18 million Bitcoins have been mined and only 3 million are left to mine.

Source: https://plot.ly/~BashCo/5.embed

Many cryptocurrency networks use inflation to mint new tokens and reward certain users for completing specific tasks. In the Bitcoin network, miners are incentivized to mine blocks due to the potential of earning transaction fees from users and more importantly the block reward. The Bitcoin block reward is currently 12.5 BTC and is on pace to halve in May 2020 (the estimated date fluctuates) to 6.25 BTC. The number of bitcoins generated per block decreases geometrically, with a 50% reduction in bitcoin creation every 210,000 blocks, or approximately every four years. As a result, the number of bitcoins ever in existence will not exceed 21 million.

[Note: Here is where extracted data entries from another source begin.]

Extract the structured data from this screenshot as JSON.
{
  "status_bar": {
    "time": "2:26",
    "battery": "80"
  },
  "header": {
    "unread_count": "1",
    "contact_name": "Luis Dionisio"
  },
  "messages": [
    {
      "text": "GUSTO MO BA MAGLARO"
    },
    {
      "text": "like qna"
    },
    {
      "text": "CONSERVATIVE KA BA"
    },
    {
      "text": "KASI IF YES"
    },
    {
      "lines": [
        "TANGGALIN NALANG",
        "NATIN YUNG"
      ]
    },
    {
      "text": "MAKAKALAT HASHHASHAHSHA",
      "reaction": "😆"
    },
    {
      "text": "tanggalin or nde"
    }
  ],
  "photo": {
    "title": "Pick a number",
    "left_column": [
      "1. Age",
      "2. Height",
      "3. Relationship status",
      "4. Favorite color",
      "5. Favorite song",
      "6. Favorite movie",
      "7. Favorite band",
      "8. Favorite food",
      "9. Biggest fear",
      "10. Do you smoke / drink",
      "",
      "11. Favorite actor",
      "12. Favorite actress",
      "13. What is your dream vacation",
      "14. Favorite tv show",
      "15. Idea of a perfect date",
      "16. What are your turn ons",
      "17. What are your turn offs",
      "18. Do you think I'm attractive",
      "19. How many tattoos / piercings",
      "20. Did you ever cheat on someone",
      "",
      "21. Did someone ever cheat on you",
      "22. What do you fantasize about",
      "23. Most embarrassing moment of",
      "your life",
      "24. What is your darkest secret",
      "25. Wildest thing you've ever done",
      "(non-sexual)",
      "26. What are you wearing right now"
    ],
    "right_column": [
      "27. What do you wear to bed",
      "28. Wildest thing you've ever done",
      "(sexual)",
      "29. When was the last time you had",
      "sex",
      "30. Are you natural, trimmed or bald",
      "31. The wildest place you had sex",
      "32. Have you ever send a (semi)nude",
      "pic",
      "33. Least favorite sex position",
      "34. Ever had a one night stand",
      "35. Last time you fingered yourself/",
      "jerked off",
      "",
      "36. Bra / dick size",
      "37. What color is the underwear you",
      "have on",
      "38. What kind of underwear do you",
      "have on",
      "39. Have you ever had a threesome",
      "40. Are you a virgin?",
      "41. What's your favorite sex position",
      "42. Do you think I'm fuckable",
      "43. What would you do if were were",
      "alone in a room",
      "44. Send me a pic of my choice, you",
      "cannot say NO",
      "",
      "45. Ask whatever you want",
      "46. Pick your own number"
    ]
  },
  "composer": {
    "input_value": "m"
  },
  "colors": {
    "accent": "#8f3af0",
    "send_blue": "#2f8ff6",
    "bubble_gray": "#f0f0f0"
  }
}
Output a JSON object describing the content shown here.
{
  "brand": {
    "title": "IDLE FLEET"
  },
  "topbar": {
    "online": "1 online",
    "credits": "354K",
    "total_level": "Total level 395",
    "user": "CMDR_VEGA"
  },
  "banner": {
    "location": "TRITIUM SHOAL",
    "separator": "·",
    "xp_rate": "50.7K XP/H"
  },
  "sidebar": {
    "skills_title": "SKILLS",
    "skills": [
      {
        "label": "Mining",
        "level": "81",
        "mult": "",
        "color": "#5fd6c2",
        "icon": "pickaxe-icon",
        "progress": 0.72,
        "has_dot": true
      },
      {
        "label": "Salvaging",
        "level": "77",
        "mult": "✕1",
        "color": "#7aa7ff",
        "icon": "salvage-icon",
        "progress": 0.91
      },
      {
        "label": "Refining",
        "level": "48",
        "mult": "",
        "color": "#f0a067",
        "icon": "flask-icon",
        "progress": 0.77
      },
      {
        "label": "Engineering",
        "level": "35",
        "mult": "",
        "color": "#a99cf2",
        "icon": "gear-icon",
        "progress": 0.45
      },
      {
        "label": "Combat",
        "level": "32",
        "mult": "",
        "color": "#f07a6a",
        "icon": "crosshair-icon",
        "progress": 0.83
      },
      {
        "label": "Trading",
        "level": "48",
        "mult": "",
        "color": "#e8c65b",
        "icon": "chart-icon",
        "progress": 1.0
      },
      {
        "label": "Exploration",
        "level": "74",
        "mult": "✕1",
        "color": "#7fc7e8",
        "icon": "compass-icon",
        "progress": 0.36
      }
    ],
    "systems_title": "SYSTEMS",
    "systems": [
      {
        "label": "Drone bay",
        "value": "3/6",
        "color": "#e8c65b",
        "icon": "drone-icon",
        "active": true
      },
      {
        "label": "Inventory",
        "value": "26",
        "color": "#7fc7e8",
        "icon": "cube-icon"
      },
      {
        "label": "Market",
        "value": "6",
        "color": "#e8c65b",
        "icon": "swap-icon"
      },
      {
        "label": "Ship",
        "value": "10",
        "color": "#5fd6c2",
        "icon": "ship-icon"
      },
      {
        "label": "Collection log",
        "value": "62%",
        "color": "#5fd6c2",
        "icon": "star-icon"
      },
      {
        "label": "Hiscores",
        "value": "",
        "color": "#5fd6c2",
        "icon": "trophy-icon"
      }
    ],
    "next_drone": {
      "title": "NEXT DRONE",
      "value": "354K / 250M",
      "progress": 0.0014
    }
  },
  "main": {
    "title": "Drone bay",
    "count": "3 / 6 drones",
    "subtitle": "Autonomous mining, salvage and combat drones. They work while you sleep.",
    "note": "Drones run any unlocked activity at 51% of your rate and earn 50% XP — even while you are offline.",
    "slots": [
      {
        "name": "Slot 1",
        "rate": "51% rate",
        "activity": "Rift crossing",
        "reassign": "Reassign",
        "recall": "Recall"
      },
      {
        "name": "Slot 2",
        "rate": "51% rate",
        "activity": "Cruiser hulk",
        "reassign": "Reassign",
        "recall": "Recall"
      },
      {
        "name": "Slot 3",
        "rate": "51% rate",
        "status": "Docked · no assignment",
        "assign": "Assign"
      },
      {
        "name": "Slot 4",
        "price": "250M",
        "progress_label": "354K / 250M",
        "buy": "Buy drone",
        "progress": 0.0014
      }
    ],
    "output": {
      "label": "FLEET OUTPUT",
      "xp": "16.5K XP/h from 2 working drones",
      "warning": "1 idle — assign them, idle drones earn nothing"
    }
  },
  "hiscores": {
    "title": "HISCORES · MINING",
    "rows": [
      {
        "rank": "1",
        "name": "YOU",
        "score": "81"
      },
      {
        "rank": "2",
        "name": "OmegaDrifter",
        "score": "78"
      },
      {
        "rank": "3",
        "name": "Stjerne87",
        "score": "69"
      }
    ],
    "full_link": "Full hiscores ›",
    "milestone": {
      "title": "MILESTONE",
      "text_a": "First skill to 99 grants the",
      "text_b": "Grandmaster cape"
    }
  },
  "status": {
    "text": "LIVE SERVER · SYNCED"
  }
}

As a result, the inflation rate of Bitcoin is also decreasing every time a new block has been mined. The inflation rate is currently around 3.6% and it will decrease to about 1.8%. As a comparison, the gold supply grows around 1.6% per year. In other words, gold has a stock-to-flow ratio of around 62. Which means that it takes 62 years of production to get the current gold stock. Bitcoin's stock-to-flow ratio is around 30, which still halves the ratio of gold. But around the year 2022, Bitcoin’s stock-to-flow ratio will overtake that of gold. We will see what effects this has on the price of Bitcoin.